Cabbage against cancer

Cabbage contains an abundance of vitamins, C, E, and carotene and two compounds that studies show can help prevent cancer.
Researchers reviewed almost 100 studies that evaluated the relationship between cruciferous vegetables, such as cabbage and cancer. They found that in 70% of the studies, cabbage consumption was associated with a lower risk of cancer. Cabbage is particularly effective in preventing breast-, lung-, and prostate cancer.

However, only 2% of these vitamins are present in the average American diet.
Most Americans today don’t eat their cabbage or any other vegetable.The average intake is
less than one serving per day of either fruit or vegetables.

The first of these compounds, indole-3-carbinol, or I3C, is especially effective against
breast cancer. The compound acts as an antiestrogen, which means that it sweeps up harmful estrogens that have been linked to breast cancer.

Most breast cancer is linked to deficit in estrogen metabolism.
The under-nourished female body can’t de-activate its estrogen properly. It uses what is
called the estradiol 16-alpha hydroxylation pathway, which leaves the hormone still active
enough to cause cell transformation in the breast (and reproductive organs).
Over years these cells gradually transform to cancer.The properly nourished female body,
however, uses what is called the estradiol 2-alpha hydroxilation pathway, which neutralizes the hormone completely and never leads to breast cancer.

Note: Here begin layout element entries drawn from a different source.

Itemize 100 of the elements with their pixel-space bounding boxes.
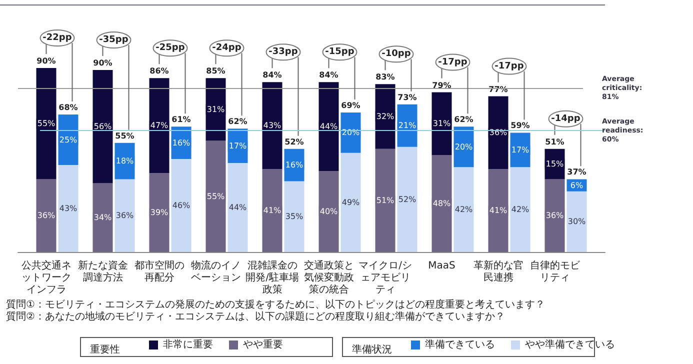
data-label: 20% <box>454 142 474 152</box>
x-tick-label: MaaS <box>428 260 456 272</box>
bar <box>340 152 361 252</box>
x-tick-label: 自律的モビリティ <box>530 260 581 284</box>
data-label: 32% <box>376 112 395 122</box>
legend-label: 準備できている <box>425 338 495 350</box>
bar <box>318 171 339 252</box>
bar <box>397 146 418 252</box>
text: -33pp <box>268 47 298 58</box>
legend-title: 重要性 <box>90 344 120 356</box>
data-label: 43% <box>59 204 78 214</box>
total-label: 90% <box>36 56 56 66</box>
text: -22pp <box>42 33 72 43</box>
legend-label: 非常に重要 <box>163 338 213 350</box>
total-label: 79% <box>432 80 452 90</box>
data-label: 47% <box>150 121 169 130</box>
data-label: 35% <box>285 212 304 222</box>
data-label: 48% <box>432 198 452 208</box>
total-label: 86% <box>150 66 169 76</box>
x-tick-label: 混雑課金の開発/駐車場政策 <box>246 260 299 296</box>
x-tick-label: 都市空間の再配分 <box>134 260 184 284</box>
data-label: 30% <box>568 217 586 226</box>
text: 質問①：モビリティ・エコシステムの発展のための支援をするために、以下のトピックはどの程度重要と考えています？ <box>6 298 545 310</box>
total-label: 52% <box>284 137 304 146</box>
data-label: 6% <box>570 180 584 190</box>
text: -10pp <box>382 49 412 60</box>
total-label: 68% <box>58 103 78 112</box>
x-tick-label: 革新的な官民連携 <box>473 260 524 284</box>
data-label: 52% <box>398 194 417 204</box>
text: -35pp <box>99 35 129 46</box>
text: -17pp <box>438 57 468 68</box>
bar <box>488 96 508 170</box>
data-label: 36% <box>116 211 134 220</box>
data-label: 16% <box>172 138 191 148</box>
bar <box>228 163 248 252</box>
data-label: 16% <box>285 160 304 170</box>
data-label: 56% <box>94 122 112 132</box>
data-label: 25% <box>59 135 78 144</box>
data-label: 44% <box>228 203 248 212</box>
bar <box>510 167 530 252</box>
total-label: 83% <box>376 72 395 82</box>
x-tick-label: マイクロ/シェアモビリティ <box>358 260 412 296</box>
bar <box>375 148 396 252</box>
data-label: 31% <box>206 104 226 114</box>
bar <box>318 82 339 172</box>
bar <box>262 82 282 170</box>
data-label: 51% <box>376 196 395 205</box>
bar <box>432 154 452 252</box>
data-label: 41% <box>489 206 508 216</box>
legend-title: 準備状況 <box>352 344 392 356</box>
data-label: 39% <box>150 208 169 218</box>
bar <box>36 179 56 252</box>
total-label: 62% <box>228 117 248 126</box>
total-label: 61% <box>172 115 191 124</box>
bar <box>114 179 135 252</box>
data-label: 21% <box>398 121 417 130</box>
bar <box>36 68 56 180</box>
bar <box>149 173 170 252</box>
bar <box>171 158 192 252</box>
data-label: 46% <box>172 200 191 210</box>
data-label: 55% <box>206 192 226 201</box>
bar <box>488 169 508 252</box>
text: -25pp <box>156 43 186 54</box>
text: -24pp <box>212 43 242 54</box>
data-label: 44% <box>320 122 338 132</box>
text: 質問②：あなたの地域のモビリティ・エコシステムは、以下の課題にどの程度取り組む準備ができていますか？ <box>6 310 505 322</box>
data-label: 31% <box>432 119 452 128</box>
data-label: 41% <box>263 206 282 216</box>
total-label: 90% <box>93 58 112 68</box>
total-label: 59% <box>510 121 530 130</box>
data-label: 42% <box>454 205 474 214</box>
x-tick-label: 新たな資金調達方法 <box>78 260 128 284</box>
bar <box>544 179 565 252</box>
bar <box>454 167 474 252</box>
text: -15pp <box>325 47 355 58</box>
data-label: 42% <box>511 205 530 214</box>
annotation: -14pp <box>551 114 581 124</box>
total-label: 84% <box>319 70 338 80</box>
bar <box>284 181 304 252</box>
total-label: 73% <box>398 92 417 102</box>
x-tick-label: 交通政策と気候変動政策の統合 <box>304 260 354 296</box>
data-label: 36% <box>546 211 564 220</box>
data-label: 36% <box>37 211 56 220</box>
bar <box>58 165 78 252</box>
total-label: 84% <box>262 70 282 80</box>
data-label: 43% <box>263 121 282 130</box>
data-label: 34% <box>94 213 112 222</box>
total-label: 37% <box>567 168 586 177</box>
data-label: 49% <box>342 198 360 207</box>
x-tick-label: 物流のイノベーション <box>190 260 241 284</box>
data-label: 40% <box>320 207 338 216</box>
bar <box>92 70 113 184</box>
bar <box>262 169 282 252</box>
total-label: 55% <box>115 131 134 140</box>
total-label: 69% <box>341 100 360 110</box>
data-label: 17% <box>511 145 530 154</box>
data-label: 18% <box>116 156 134 166</box>
total-label: 62% <box>454 115 474 124</box>
data-label: 15% <box>546 160 564 169</box>
data-label: 55% <box>37 119 56 128</box>
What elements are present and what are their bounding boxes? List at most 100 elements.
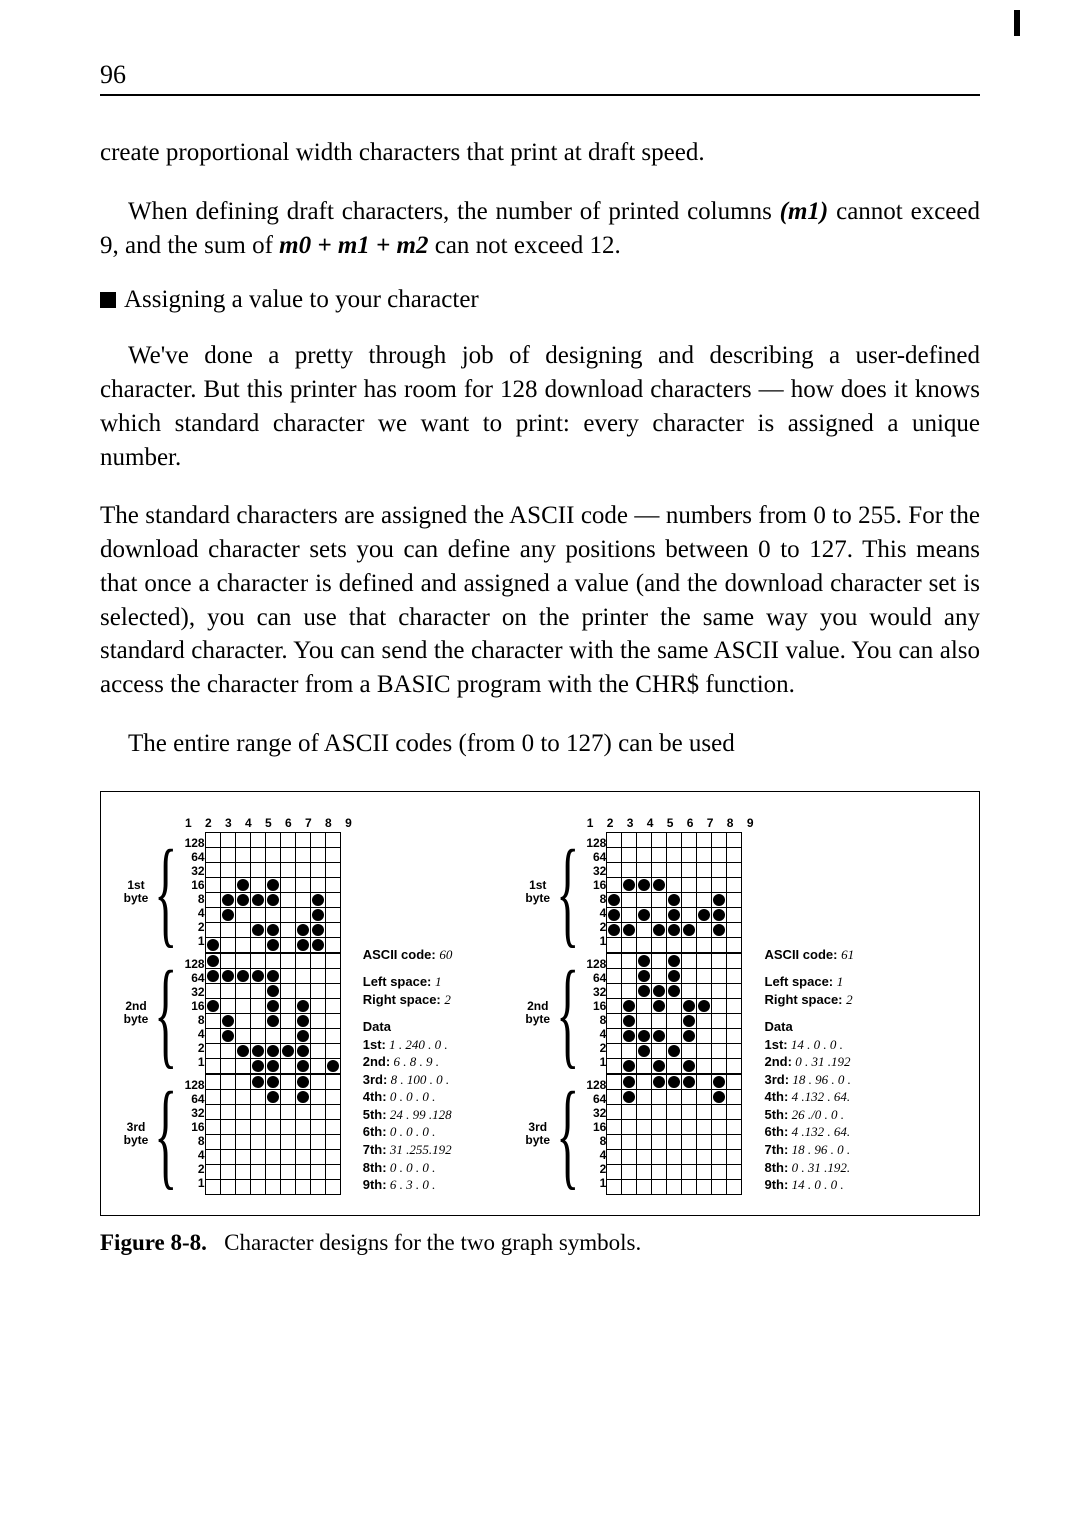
grid-cell <box>280 892 295 907</box>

The other compound found in cabbage, called sulforaphane, has been shown to inhibit
carcionogens and aid in DNA repair.

Women in Poland eat three times as much cabbage,especially raw cabbage,
as women in the US.
Researchers studied hundreds of Polish women living in the US and found that women who ate four or more servings of cabbage per week while preteens were 72% less likely to develop breast cancer as adults than the women who ate one serving or less of cabbage a week while preteens. Eating lots of cabbage as adults also provided significant cancer protection.

The compounds in cabbage can also protect against lung cancer.
A study of Chinese women in Singapore, a city with high levels of air pollution, found that
nonsmokers who ate cruciferous vegetables lowered their risk of lung cancer by 30%.
Smokers who ate cruciferous vegetables reduced their lung cancer risk by 69%!

Two types of cabbage: bok choy and savoy, are also super sources of beta-carotene,
a nutrient that other types of cabbage don’t have in abundance.
High blood levels of beta-carotene are related to lower incidences of heart attacks, certain
types of cancer, and cataracts.

These cabbages are also rich in vitamin C, which has been shown to boost the immune system as well as reduce blood pressure and fight heart disease.
They are also rich sources of the B vitamin folate. The body uses folate for normal tissue
growth and studies shows that folate may protect against certain forms of cancer, including cervical, colorectal, and lung cancers, heart disease, and birth defects.
Research shows that women are at high risk for folate deficiency, especially if they take
birth control pills.

Even though the science for some of these compounds is now well established, the profit-
motivated restrictions of our disease industry make it doubtful that they will hit
mainstream medicine any time soon. With breast- and reproductive system cancers, for
example, we are in the ludicrous position that hospitals cannot use indole-3-carbinol
to stop the disease,because it is not an approved drug. To get a good supply, you have to
eat cabbage.

Against the glittering backdrop of modern medicine’s high tech bells and whistles,
a number of cancer hospitals are now effectively treating breast cancer with plain,
old cabbage juice.That’s just what Great-Grandma used to drink back in the days when
breast cancer was a much rarer malady. Funny, isn’t it?

A few tips to get the most out of the cabbage.
1) Experts recommend to eat the cabbage raw to preserve it’s beneficial compounds.
2) If you must cook the cabbage, steam it lightly (5 minutes or less) to preserve the
phytonutrients and to maximize their availability. Don’t microwave cabbage, as it
decreases the amount of sulforaphane and don’t boil it either.
3) Buy it whole.
Avoid buying halved or shredded cabbage as it loses its vitamin C content quickly,
once cut. When you get your cabbage home, place the whole head in a plastic bag in the fridge.
4) Let it sit.
To promote the production of the most glucosinolates, slice or chop cabbage and let it
sit for 5 to 10 minutes before cooking.